VIOLENCE AGAINST WOMEN AND LEGAL ISSUES
- Implement all the recommendations of the Justice Verma Committee report. Include sexual violence against women from SC, ST and minority communities as aggravated sexual assault. Make marital rape an offence. Safeguard Section 498A of the Indian Penal Code.
- Provide central budgetary support for the effective implementation of the PWDV Act, anti-Sexual Harassment Act and schemes to support survivors of crimes against women, particularly sexual assault, acid attack, honour crimes and sectarian violence.
- Fast track all cases of violence against women within a legally bound period of time.
- Stringent implementation of the PcPNDT Act. Safeguard women’s right to safe abortion.
- Protect young couples in a relationship and their right to choose a partner. Enact a comprehensive stand-alone law to deal with crimes in the name of “Honour” and to regulate khap panchayats.
- Amend the criminal law so that the statutory rape provision does not apply in consensual sexual relations between young couples when the girl is 16 years or more and the age difference is 3 years or less.
- Enact a comprehensive law to prevent trafficking of women and children for labour and sexual exploitation. Oppose the proposal to de-link prostitution and trafficking. Make child labour illegal in all forms even when it is supposed to be in the interest of ‘family enterprise’.
- Enact a law for equal rights in marital and inherited property for all women. Strengthen laws relating to maintenance for women and children. Ensure protection and adequate maintenance and rehabilitation for all deserted women including those who are victims of instantaneous talaq. Scrap ordinance criminalising triple talaq.
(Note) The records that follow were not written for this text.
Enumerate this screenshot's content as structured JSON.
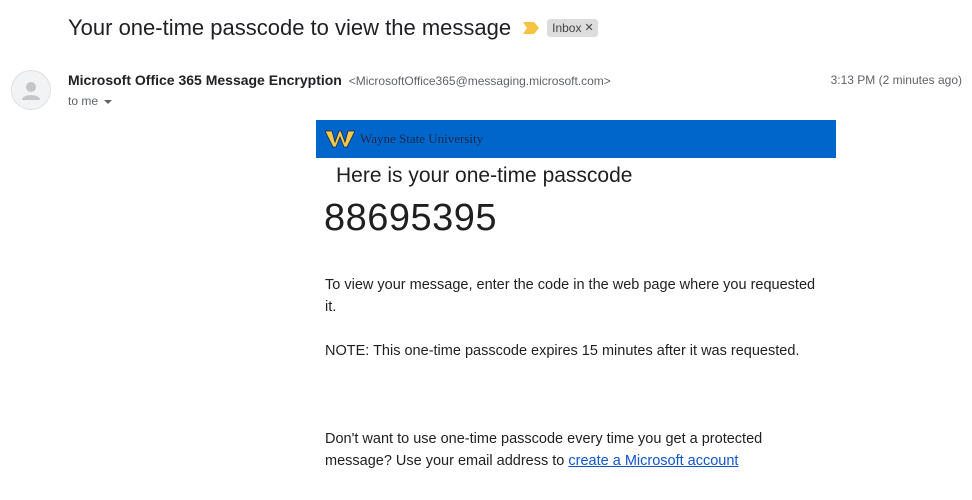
{
  "email": {
    "subject": "Your one-time passcode to view the message",
    "labels": [
      {
        "name": "Inbox"
      }
    ],
    "sender": {
      "name": "Microsoft Office 365 Message Encryption",
      "email": "<MicrosoftOffice365@messaging.microsoft.com>"
    },
    "recipient_text": "to me",
    "timestamp": "3:13 PM (2 minutes ago)"
  },
  "body": {
    "banner_text": "Wayne State University",
    "heading": "Here is your one-time passcode",
    "passcode": "88695395",
    "instruction": "To view your message, enter the code in the web page where you requested it.",
    "note": "NOTE: This one-time passcode expires 15 minutes after it was requested.",
    "footer_prefix": "Don't want to use one-time passcode every time you get a protected message? Use your email address to ",
    "footer_link": "create a Microsoft account"
  },
  "colors": {
    "banner": "#0066cc",
    "link": "#1155cc",
    "importance_marker": "#f6c344"
  },
  "icons": {
    "importance": "importance-marker-icon",
    "label_remove": "close-icon",
    "avatar": "default-avatar-icon",
    "recipient_details": "chevron-down-icon",
    "logo": "wayne-state-w-logo"
  }
}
- Make registration of marriages compulsory.
- Introduce and enforce a stringent liquor policy to control production and sale of liquor. Delegate powers to women gram sabhas and ward sabhas to permit opening liquor vends in the area.
- Ensure adequate economic and social rehabilitation for LGBTQ community and protection of privacy of same sex adult consensual relationships.
OTHERS
- Institute and implement a code of conduct for the prevention of anti-women derogatory statements by persons in public office. Draft and implement a gender-sensitive media code.
- Strengthen the autonomous functioning of the National and State Commissions for Women, the selection and composition of the members must be made through an institutionalised, independent and transparent process and members should not be political appointees but experienced professionals and womens’ rights activists.
- Promote and financially support women’s studies centres in all universities.